Anatomy of a compromise: Law meant to be flexible

Hospital group says ignore, state says regs required

A controversial health care worker screening provision in a recently enacted Pennsylvania law was intended as compromise language that would appease the governor's office while giving hospitals flexibility in complying, a state legislative official tells Hospital Infection Control. What resulted was mass confusion and open questions about how and if the measure can even be enforced.

"Based on the calls I am receiving from infection control people at various hospitals in Pennsylvania they are reading it in a way that it wasn't intended to be read. Which isn't a good thing. [It should be] clearer than that. The goal was not to require protocols that don't mesh with whatever the current state of the art is," says Michele Hansarick, executive director of the state Senate Public Health and Welfare Committee. Committee chairman Edwin B. Erickson, introduced the legislation.

The Pennsylvania law calls for hospitals to include in their infection control plans "procedures and protocols for staff who may have had potential exposure to a patient or resident known to be colonized or infected with MRSA or MDRO, including cultures and screenings, prophylaxis and follow-up care." Epidemiologists and infection control professionals immediately noted such policies run counter to guidance by the Centers for Disease Control and Prevention, which recommends screening health care workers for MRDOs only in the context of an outbreak or ongoing transmission.

Originally, Gov. Edward G. Rendell's office wanted all health care workers screened for MRSA as part of his Prescription for Pennsylvania plan. "The original [bill] called for universal screening of all health care workers," says Larry Clark, director of legislative affairs in the governor's office of health care reform. "However, during the negotiations it was determined that that would be quite an effort. [The goal was to detect] certain health care workers who have MRSA — who may be just carriers and have no outward signs of the infection — but may transmit it to patients. This was [intended as] a patient safety measure to try to identify those workers and treat them so patients wouldn't become infected."

As more and more states try to address MRSA in the nation's hospitals other laws may call for such universal screening approaches. Given the national attention MRSA infections are receiving, it may seem to be a relatively simple solution to an exceedingly complex problem. However, epidemiologists warn about a host of unintended consequences, including causing even more drug resistance in MRSA strains.

As epidemiologists made such points, the universal screening recommendation in Pennsylvania was dropped in favor of the political compromise language that is currently causing so much consternation. "When you do a law a lot of it is negotiation," Hansarick says. "The governor had wanted [universal] screening. We understood this was not what infection control professionals say that you do. Our goal was to make sure that hospitals have infection control plans that address the issue. So, for example, if you are not supposed to screen workers — if that is not state of the art — then that's what would be in your infection control plan."

The legislative intent was to provide flexibility, but she concedes it could be interpreted differently as enforcement measures are put in place. Well aware that such screening policies run counter to current CDC guidance, the state hospital association is simply telling facilities to reflect in their infection control plans that there are no such protocols or policies for routinely screening workers who may have "potential contact" with an MRSA patient.

"What we are trying to make the hospitals understand is that first and foremost it is only as it relates to those patients who have been 'confirmed' to be colonized," says Melissa Speck, director of policy development at the Hospital & Healthsystem Association of Pennsylvania. "Secondly, in terms of how you are going to address the culturing and screening of your own staff you can simply reflect that at this point in time there are no recommendations to follow. Certainly, we will revise the plan accordingly when such recommendations come out."
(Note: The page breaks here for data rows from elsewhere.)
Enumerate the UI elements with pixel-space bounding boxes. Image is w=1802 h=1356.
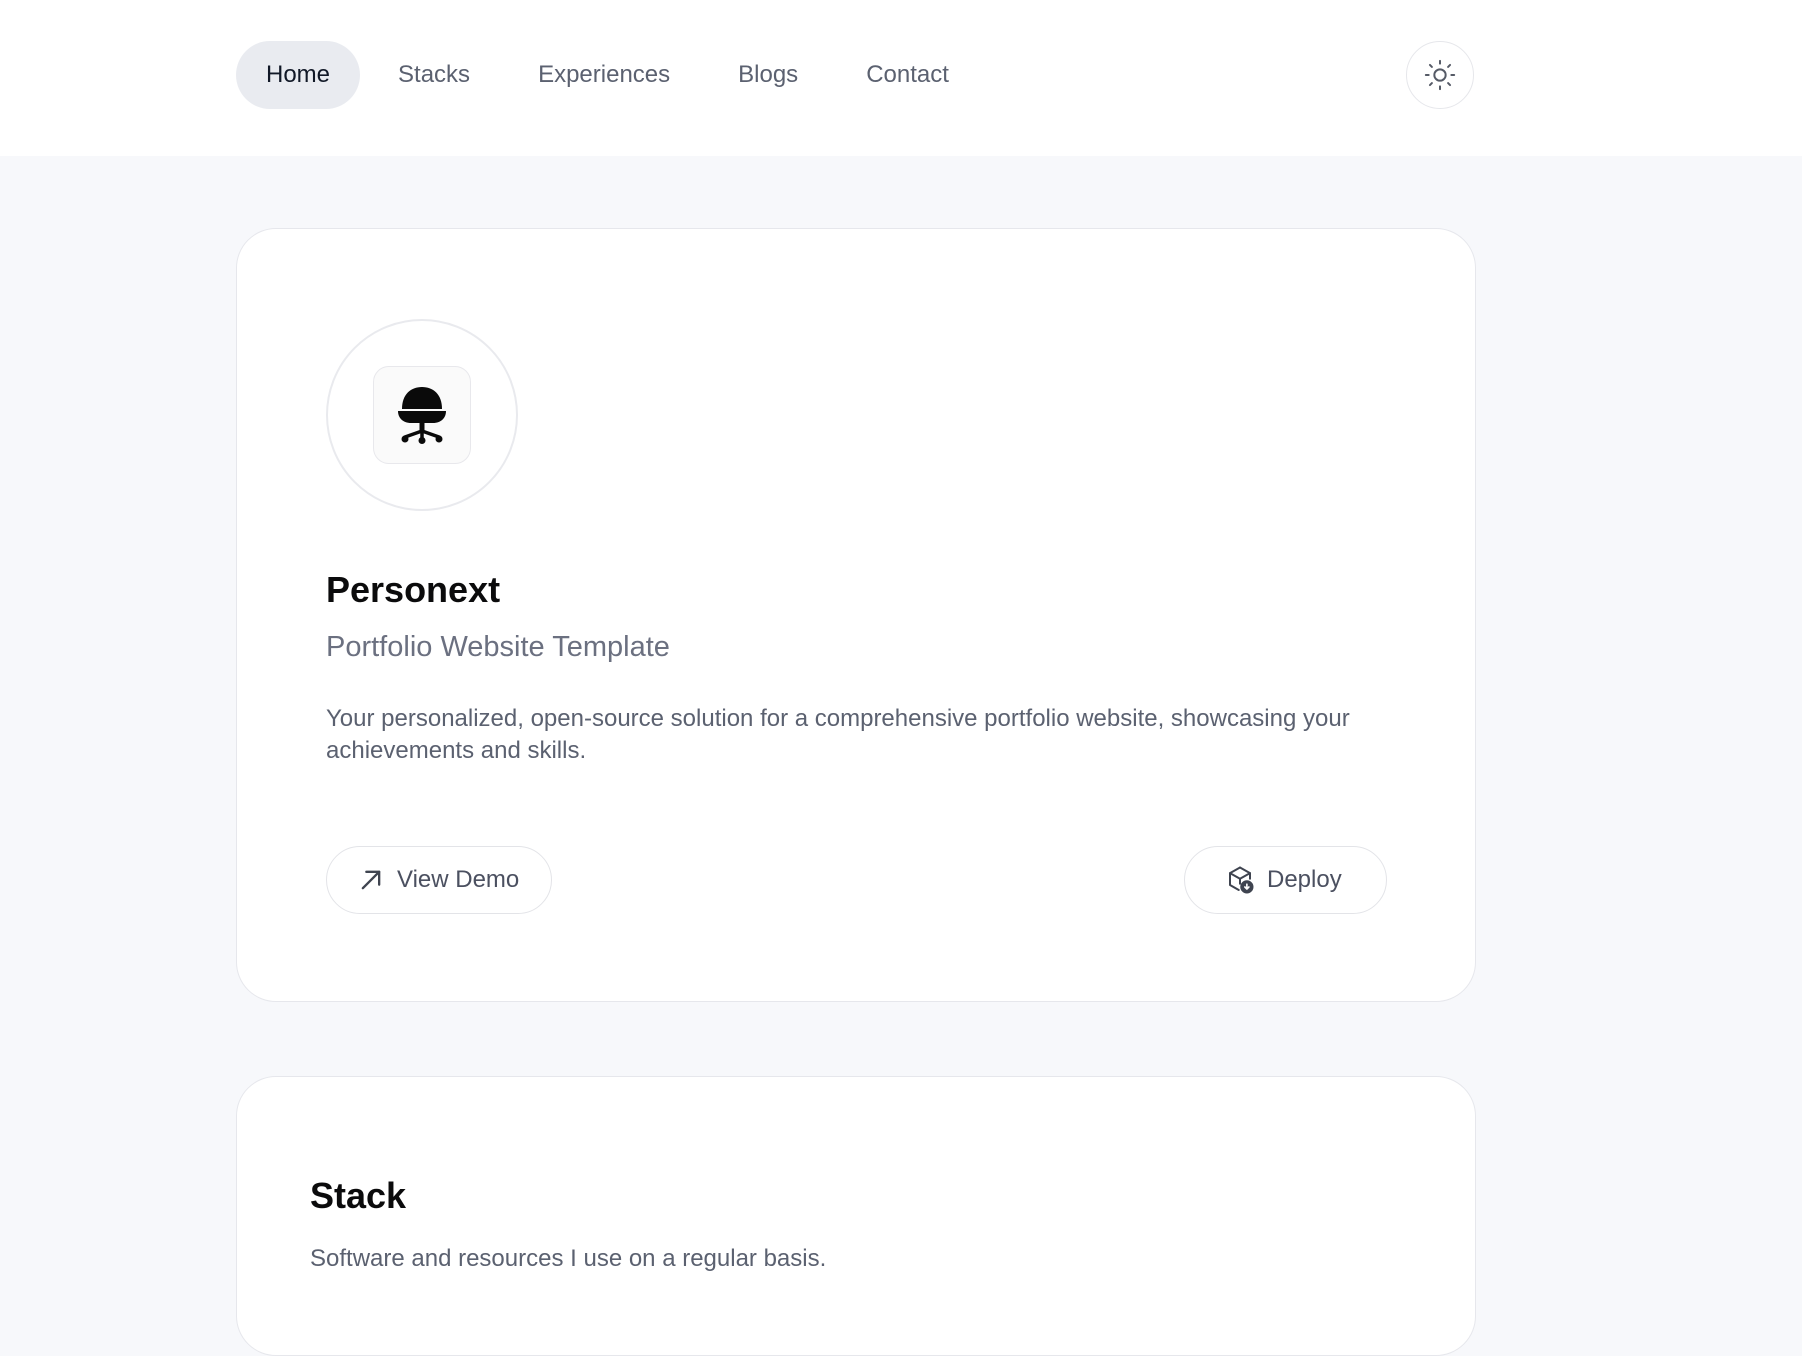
- hero-subtitle: Portfolio Website Template: [326, 631, 670, 663]
- hero-description: Your personalized, open-source solution …: [326, 705, 1350, 764]
- deploy-button[interactable]: Deploy: [1184, 846, 1387, 914]
- nav-item-blogs[interactable]: Blogs: [708, 41, 828, 109]
- main-nav: Home Stacks Experiences Blogs Contact: [236, 41, 987, 109]
- stack-section-title: Stack: [310, 1175, 407, 1216]
- sun-icon: [1424, 59, 1456, 91]
- nav-item-experiences[interactable]: Experiences: [508, 41, 700, 109]
- stack-card: Stack Software and resources I use on a …: [236, 1076, 1476, 1356]
- deploy-label: Deploy: [1267, 866, 1342, 893]
- nav-item-contact[interactable]: Contact: [836, 41, 979, 109]
- package-deploy-icon: [1225, 865, 1255, 895]
- hero-card: Personext Portfolio Website Template You…: [236, 228, 1476, 1002]
- nav-item-stacks[interactable]: Stacks: [368, 41, 500, 109]
- arrow-up-right-icon: [357, 866, 385, 894]
- nav-item-home[interactable]: Home: [236, 41, 361, 109]
- hero-title: Personext: [326, 569, 501, 610]
- theme-toggle-button[interactable]: [1406, 41, 1474, 109]
- logo-avatar: [326, 319, 518, 511]
- view-demo-label: View Demo: [397, 866, 520, 893]
- view-demo-button[interactable]: View Demo: [326, 846, 552, 914]
- office-chair-icon: [398, 387, 446, 444]
- top-navigation-bar: Home Stacks Experiences Blogs Contact: [0, 0, 1802, 156]
- logo-tile: [373, 366, 471, 464]
- stack-section-description: Software and resources I use on a regula…: [310, 1245, 827, 1272]
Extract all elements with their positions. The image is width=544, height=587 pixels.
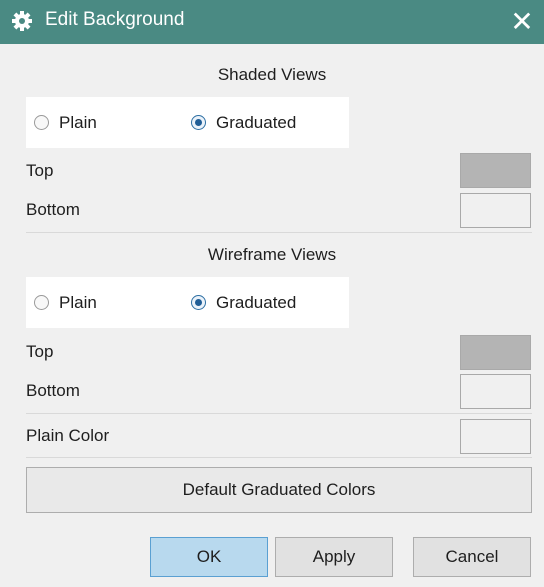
radio-checked-icon <box>191 295 206 310</box>
default-graduated-colors-button[interactable]: Default Graduated Colors <box>26 467 532 513</box>
radio-unchecked-icon <box>34 295 49 310</box>
cancel-button[interactable]: Cancel <box>413 537 531 577</box>
apply-button[interactable]: Apply <box>275 537 393 577</box>
radio-label: Plain <box>59 292 97 312</box>
wireframe-graduated-radio[interactable]: Graduated <box>191 277 296 328</box>
shaded-bottom-label: Bottom <box>26 200 80 219</box>
title-bar: Edit Background ✕ <box>0 0 544 44</box>
divider <box>26 457 532 458</box>
radio-label: Plain <box>59 112 97 132</box>
radio-label: Graduated <box>216 292 297 312</box>
plain-color-swatch[interactable] <box>460 419 531 454</box>
dialog-title: Edit Background <box>45 9 185 30</box>
plain-color-label: Plain Color <box>26 426 110 445</box>
divider <box>26 413 532 414</box>
wireframe-views-heading: Wireframe Views <box>207 245 337 264</box>
close-button[interactable]: ✕ <box>500 0 544 44</box>
wireframe-bottom-label: Bottom <box>26 381 80 400</box>
wireframe-top-label: Top <box>26 342 54 361</box>
wireframe-top-color-swatch[interactable] <box>460 335 531 370</box>
wireframe-plain-radio[interactable]: Plain <box>34 277 97 328</box>
wireframe-bottom-color-swatch[interactable] <box>460 374 531 409</box>
shaded-top-color-swatch[interactable] <box>460 153 531 188</box>
radio-unchecked-icon <box>34 115 49 130</box>
radio-label: Graduated <box>216 112 297 132</box>
shaded-views-heading: Shaded Views <box>217 65 327 84</box>
wireframe-mode-group: Plain Graduated <box>26 277 349 328</box>
shaded-plain-radio[interactable]: Plain <box>34 97 97 148</box>
gear-icon <box>12 11 32 31</box>
ok-button[interactable]: OK <box>150 537 268 577</box>
close-icon: ✕ <box>510 6 534 37</box>
shaded-mode-group: Plain Graduated <box>26 97 349 148</box>
divider <box>26 232 532 233</box>
shaded-bottom-color-swatch[interactable] <box>460 193 531 228</box>
shaded-top-label: Top <box>26 161 54 180</box>
shaded-graduated-radio[interactable]: Graduated <box>191 97 296 148</box>
radio-checked-icon <box>191 115 206 130</box>
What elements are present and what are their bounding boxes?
However, it appears such an approach will not be viewed favorably by the state health department, which is charged with translating the legislation into enforceable health codes.

"It is up to us to interpret the legislation and then put in requirements we think are reasonable, but I don't think we are in a position to say, 'No, we are not going to do it,'" says Steve Ostroff, MD, state epidemiologist. "We'll be working with various colleagues around the state to be able to determine the circumstances and the situations where such screening would be required."

Reminded that the CDC does not recommend the type of policy he is trying to hammer out, Ostroff said the state health department nevertheless must find some way to put state regulations into place.

"We have to follow what the legislation includes in terms of the requirements," he says. "It clearly indicates workers that have been exposed to either MRSA or other MDROs need to be screened. The rationale for that — well, I probably shouldn't attempt to define a rationale for why that is included in the bill. But the intent is likely that such workers could serve as a route of further transmission within an institution. The intent is MRSA [screening]. It's clearly in the bill."